Da schiavo a dominatore della natura “Alla natura non si comanda se non ubbidendole” se non la si capisce se non la si comprende, non la su può dominare. Non basta esaminare i fenomeni solo nella natura ma anche riproporli per capirli meglio. La natura se non è torturata non ci dirà la verità, ma come torturarla non ce lo dice.
La scienza è il patrimonio dell'uomo, l'attività più importante dell'uomo è progredire nella scienza e nella tecnica.
Tre critiche principali
Tre critiche
1) Logica Aristotelica. Critica i procedimenti secondo i quali si giunge alla verità (deduttivo). Non è affidabile perché se la premessa è sbagliata anche al conclusione sarà sbagliata. L'induzione è sbagliata, tratta un numero insufficiente di casi e giunge all'universale sbagliando.
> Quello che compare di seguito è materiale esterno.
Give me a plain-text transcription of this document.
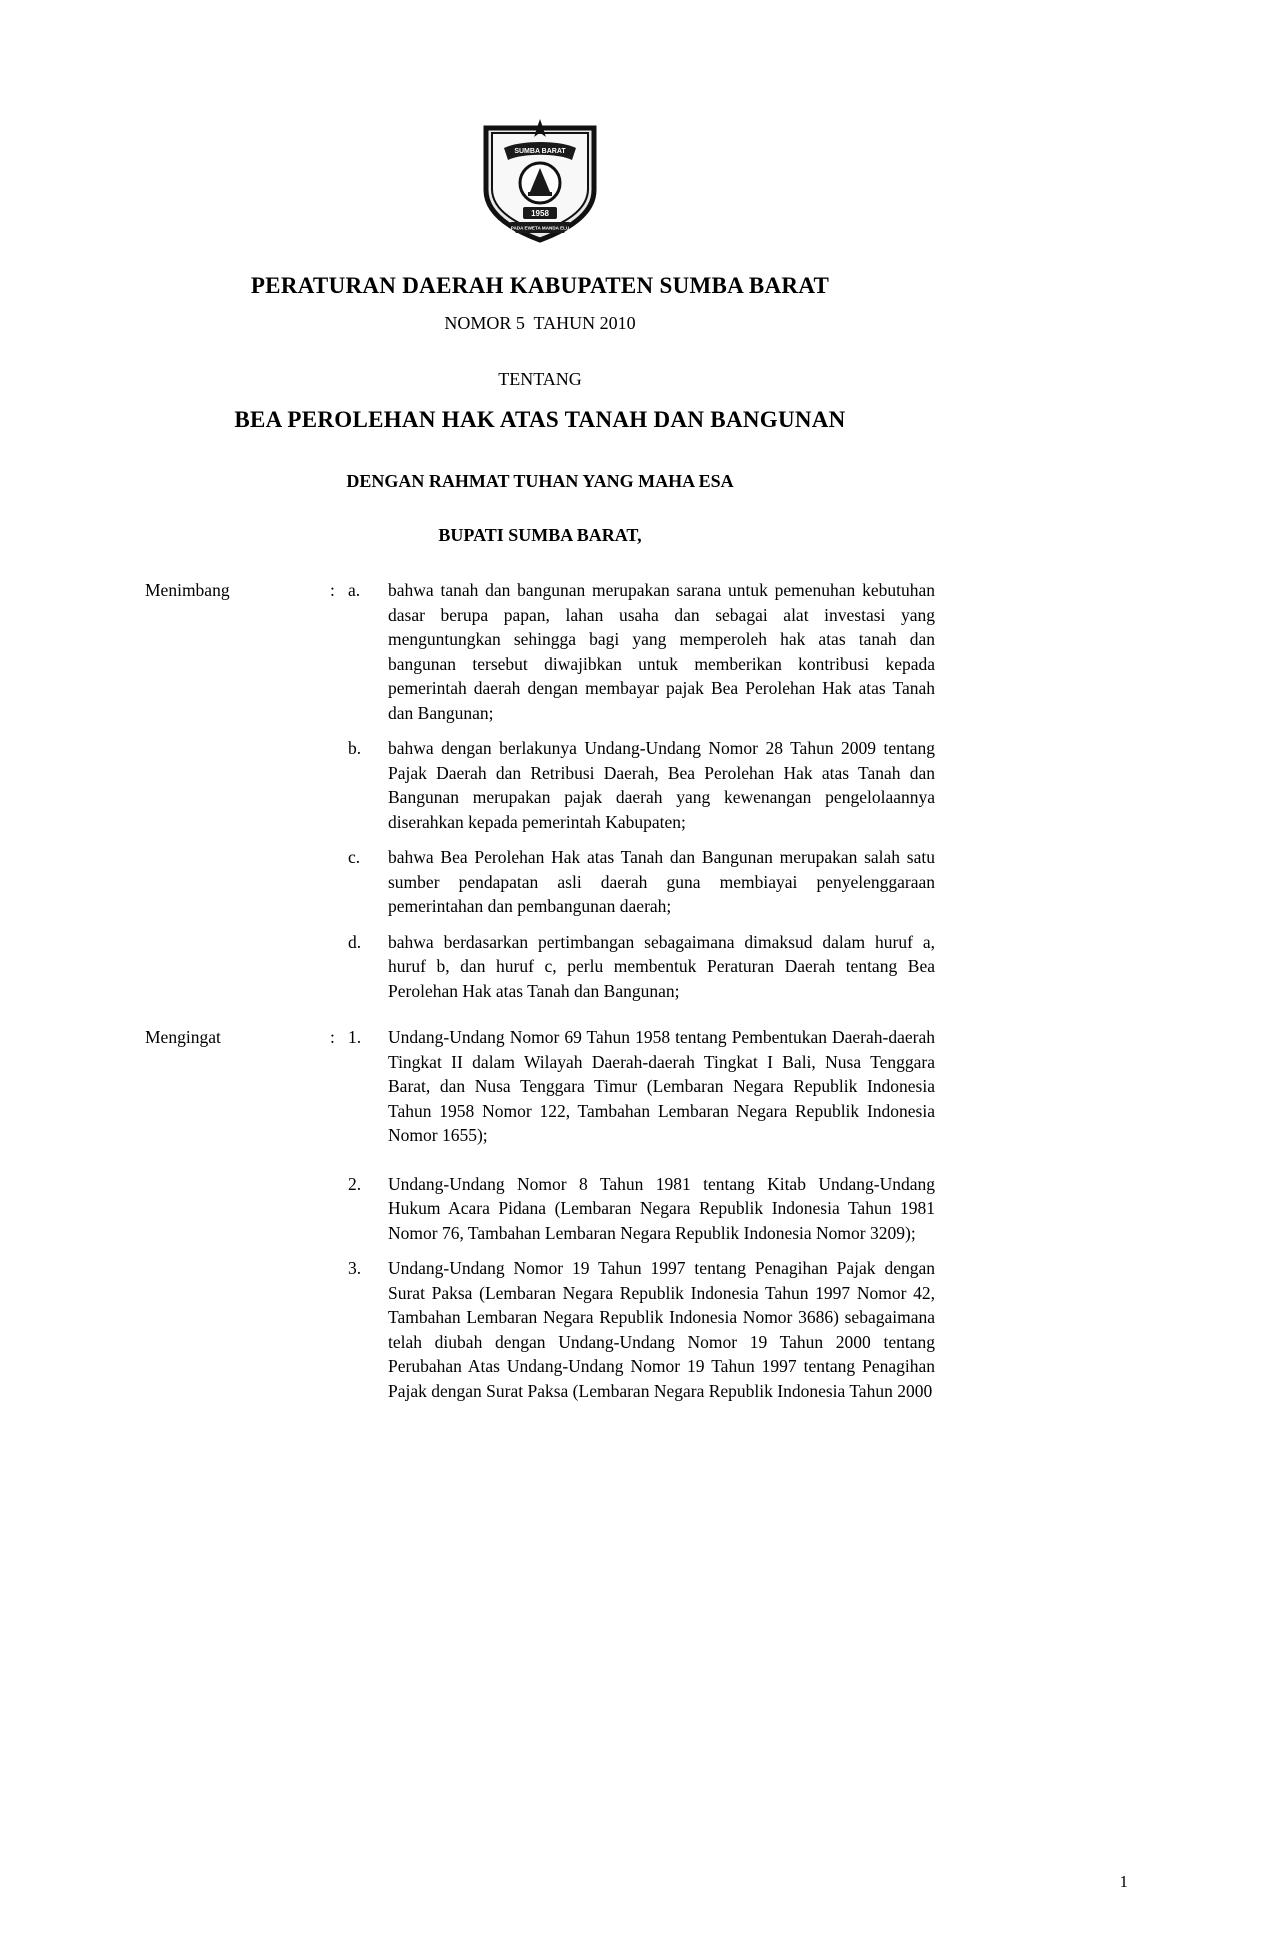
SUMBA BARAT
1958
PADA EWETA MANDA ELU
PERATURAN DAERAH KABUPATEN SUMBA BARAT
NOMOR 5  TAHUN 2010
TENTANG
BEA PEROLEHAN HAK ATAS TANAH DAN BANGUNAN
DENGAN RAHMAT TUHAN YANG MAHA ESA
BUPATI SUMBA BARAT,
Menimbang	: a.	bahwa tanah dan bangunan merupakan sarana untuk pemenuhan kebutuhan dasar berupa papan, lahan usaha dan sebagai alat investasi yang menguntungkan sehingga bagi yang memperoleh hak atas tanah dan bangunan tersebut diwajibkan untuk memberikan kontribusi kepada pemerintah daerah dengan membayar pajak Bea Perolehan Hak atas Tanah dan Bangunan;

b.	bahwa dengan berlakunya Undang-Undang Nomor 28 Tahun 2009 tentang Pajak Daerah dan Retribusi Daerah, Bea Perolehan Hak atas Tanah dan Bangunan merupakan pajak daerah yang kewenangan pengelolaannya diserahkan kepada pemerintah Kabupaten;

c.	bahwa Bea Perolehan Hak atas Tanah dan Bangunan merupakan salah satu sumber pendapatan asli daerah guna membiayai penyelenggaraan pemerintahan dan pembangunan daerah;

d.	bahwa berdasarkan pertimbangan sebagaimana dimaksud dalam huruf a, huruf b, dan huruf c, perlu membentuk Peraturan Daerah tentang Bea Perolehan Hak atas Tanah dan Bangunan;

Mengingat	: 1.	Undang-Undang Nomor 69 Tahun 1958 tentang Pembentukan Daerah-daerah Tingkat II dalam Wilayah Daerah-daerah Tingkat I Bali, Nusa Tenggara Barat, dan Nusa Tenggara Timur (Lembaran Negara Republik Indonesia Tahun 1958 Nomor 122, Tambahan Lembaran Negara Republik Indonesia Nomor 1655);

2.	Undang-Undang Nomor 8 Tahun 1981 tentang Kitab Undang-Undang Hukum Acara Pidana (Lembaran Negara Republik Indonesia Tahun 1981 Nomor 76, Tambahan Lembaran Negara Republik Indonesia Nomor 3209);

3.	Undang-Undang Nomor 19 Tahun 1997 tentang Penagihan Pajak dengan Surat Paksa (Lembaran Negara Republik Indonesia Tahun 1997 Nomor 42, Tambahan Lembaran Negara Republik Indonesia Nomor 3686) sebagaimana telah diubah dengan Undang-Undang Nomor 19 Tahun 2000 tentang Perubahan Atas Undang-Undang Nomor 19 Tahun 1997 tentang Penagihan Pajak dengan Surat Paksa (Lembaran Negara Republik Indonesia Tahun 2000

1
2) Pensiero antico in generale. Il pensiero antico è ancora più sbagliato perché si macchia di peccati morali: a) teorico b) contemplativo. a) di fidarsi molto dell'intelligenza anziché dell'esperienza. Platone sogna, da attribuire al ragionamento, preferiamo ragionare. Non raggiungono né la verità umana né naturale. Aristotele riteneva che la velocità di caduta è proporzionata al peso, ma non è vero (Galileo). b) La scienza antica non è seguita dalla tecnica, gli antichi si fermano alla presunta conoscenza delle cose senza cercare di applicare per migliorare la condizione umana.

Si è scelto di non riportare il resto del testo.